On April 29, 2022, KPMG notified the Board of its resignation as the Company's independent registered public accounting firm. KPMG advised the Company, prior to its resignation, of the following material weaknesses:(1) insufficient accounting personnel with appropriate U.S. GAAP knowledge for accounting of complex transactions, presentation and disclosure of financial statements in accordance with U.S. GAAP and SEC reporting requirements; (2) lack of sufficient documented financial closing policies and procedures; and (3) insufficient authorization or review controls in the revenue and the purchase processes.

About Cloopen Group Holding Limited

Cloopen Group Holding Limited is a leading multi-capability cloud-based communications solution provider in China offering a full suite of cloud-based communications solutions, covering communications platform as a service (CPaaS), cloud-based contact centers (cloud-based CC), and cloud-based unified communications and collaborations (cloud-based UC&C). The Company's mission is to enhance the daily communication experience and operational productivity for enterprises. The Company aspires to drive the transformation of enterprise communications industry by offering innovative marketing and operational tactics and SaaS-based tools.

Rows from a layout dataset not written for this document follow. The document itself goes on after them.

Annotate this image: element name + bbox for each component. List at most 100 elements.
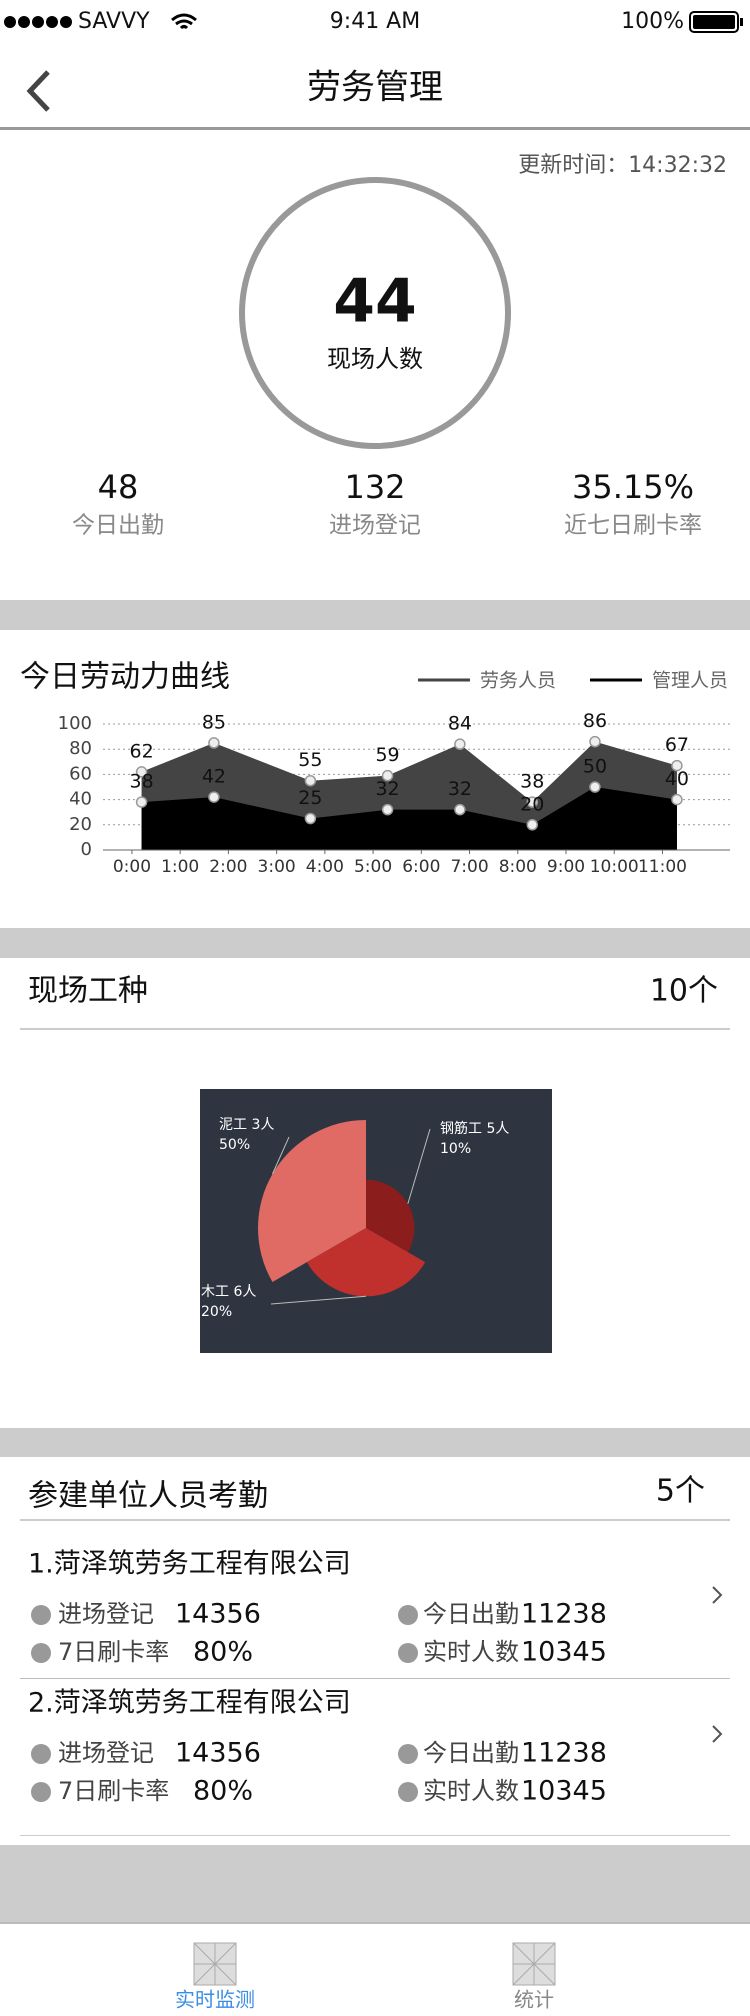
battery (689, 11, 743, 33)
pie-slice (366, 1179, 415, 1253)
chart-title: 今日劳动力曲线 (20, 660, 230, 695)
point (589, 735, 601, 748)
data-label: 85 (202, 711, 226, 733)
divider (0, 600, 750, 630)
section-title: 现场工种 (28, 974, 148, 1009)
pie-label: 钢筋工 5人 (440, 1120, 509, 1137)
leader-line (270, 1295, 367, 1305)
y-tick-label: 0 (81, 839, 92, 860)
data-label: 38 (129, 771, 153, 793)
stat-value: 35.15% (572, 468, 694, 506)
point (589, 781, 601, 793)
metric-dot (398, 1782, 418, 1802)
point (135, 766, 148, 778)
tab-icon-grid (512, 1942, 556, 1986)
metric-value: 11238 (521, 1738, 607, 1769)
metric-dot (31, 1744, 51, 1764)
data-label: 59 (375, 744, 399, 766)
data-label: 20 (520, 793, 544, 815)
data-label: 67 (665, 734, 689, 756)
onsite-ring (239, 177, 511, 449)
y-tick-label: 40 (69, 789, 92, 810)
metric-label: 实时人数 (423, 1777, 519, 1805)
point (304, 774, 317, 787)
x-tick-label: 0:00 (113, 857, 151, 877)
metric-value: 11238 (521, 1599, 607, 1630)
data-label: 42 (202, 766, 226, 788)
pie-label: 泥工 3人 (219, 1117, 274, 1133)
metric-label: 实时人数 (423, 1638, 519, 1666)
stat-value: 132 (344, 468, 405, 506)
data-label: 32 (375, 778, 399, 800)
stat-label: 近七日刷卡率 (564, 513, 702, 539)
metric-value: 80% (193, 1637, 253, 1668)
stat-label: 进场登记 (329, 513, 421, 539)
section-title: 参建单位人员考勤 (28, 1479, 268, 1514)
data-label: 38 (520, 771, 544, 793)
tab-label[interactable]: 统计 (514, 1988, 554, 2012)
update-time: 更新时间：14:32:32 (518, 153, 727, 178)
data-label: 86 (583, 710, 607, 732)
x-tick-label: 6:00 (402, 857, 440, 877)
nav-title: 劳务管理 (307, 68, 443, 108)
point (304, 812, 317, 825)
y-tick-label: 100 (58, 713, 92, 734)
tab-bar (0, 1922, 750, 2016)
point (526, 796, 539, 808)
separator (20, 1835, 730, 1836)
chevron[interactable] (712, 1725, 723, 1743)
chevron[interactable] (712, 1586, 723, 1604)
y-tick-label: 80 (69, 738, 92, 759)
pie-slice (306, 1228, 426, 1297)
point (454, 803, 466, 816)
x-tick-label: 8:00 (499, 857, 537, 877)
metric-label: 今日出勤 (423, 1739, 519, 1767)
time: 9:41 AM (330, 9, 420, 34)
x-tick-label: 5:00 (354, 857, 392, 877)
divider (0, 928, 750, 958)
wifi (171, 13, 197, 30)
metric-label: 7日刷卡率 (58, 1777, 169, 1805)
y-tick-label: 20 (69, 814, 92, 835)
metric-value: 80% (193, 1776, 253, 1807)
separator (20, 1519, 730, 1521)
metric-dot (31, 1643, 51, 1663)
point (208, 791, 220, 803)
company-name[interactable]: 1.菏泽筑劳务工程有限公司 (28, 1549, 351, 1580)
x-tick-label: 2:00 (209, 857, 247, 877)
x-tick-label: 7:00 (450, 857, 488, 877)
point (381, 769, 394, 782)
separator (20, 1028, 730, 1030)
data-label: 55 (298, 749, 322, 771)
stat-label: 今日出勤 (72, 513, 164, 539)
leader-line (407, 1128, 431, 1204)
tab-icon[interactable] (512, 1942, 556, 1986)
battery-text: 100% (621, 9, 684, 34)
x-tick-label: 3:00 (258, 857, 296, 877)
data-label: 84 (448, 713, 472, 735)
company-name[interactable]: 2.菏泽筑劳务工程有限公司 (28, 1688, 351, 1719)
tab-icon[interactable] (193, 1942, 237, 1986)
pie-value-label: 10% (440, 1141, 471, 1157)
point (671, 793, 683, 806)
metric-value: 14356 (175, 1599, 261, 1630)
x-tick-label: 10:00 (590, 857, 639, 877)
data-label: 40 (665, 768, 689, 790)
back-button[interactable] (26, 70, 50, 112)
section-count: 5个 (656, 1474, 705, 1509)
pie-label: 木工 6人 (201, 1284, 256, 1300)
metric-dot (31, 1782, 51, 1802)
x-tick-label: 1:00 (161, 857, 199, 877)
x-tick-label: 4:00 (306, 857, 344, 877)
metric-value: 14356 (175, 1738, 261, 1769)
tab-label[interactable]: 实时监测 (175, 1988, 255, 2012)
tab-icon-grid (193, 1942, 237, 1986)
metric-label: 进场登记 (58, 1600, 154, 1628)
metric-label: 7日刷卡率 (58, 1638, 169, 1666)
metric-dot (398, 1744, 418, 1764)
y-tick-label: 60 (69, 763, 92, 784)
point (381, 803, 394, 816)
point (208, 737, 220, 749)
tab-border (0, 1922, 750, 1924)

Forward-Looking Statements

This press release includes forward-looking statements within the meaning of Section 27A of the Securities Act of 1933 and Section 21E of the Securities Exchange Act of 1934. The word "expects," "anticipates" and similar terms and phrases are used in this notification to identify forward-looking statements. Risks, uncertainties and assumptions that could affect the Company's forward-looking statements include, among other things, any changes to the Company's preliminary assessment of the financial impact disclosed in this press release, any anticipated financial results as a result of the Company's independent registered public accounting firm to be engaged to complete its audit of the Company's financial statements, the ability of the Company and its auditors to be engaged to confirm information or data identified in the review, the Company's ability to complete and file future periodic filings with the SEC on a timely basis and other risks and uncertainties discussed more fully in the Company's filings with the SEC. Unless required by law, the Company expressly disclaims any obligation to update publicly any forward-looking statements, whether as a result of new information, future events or otherwise.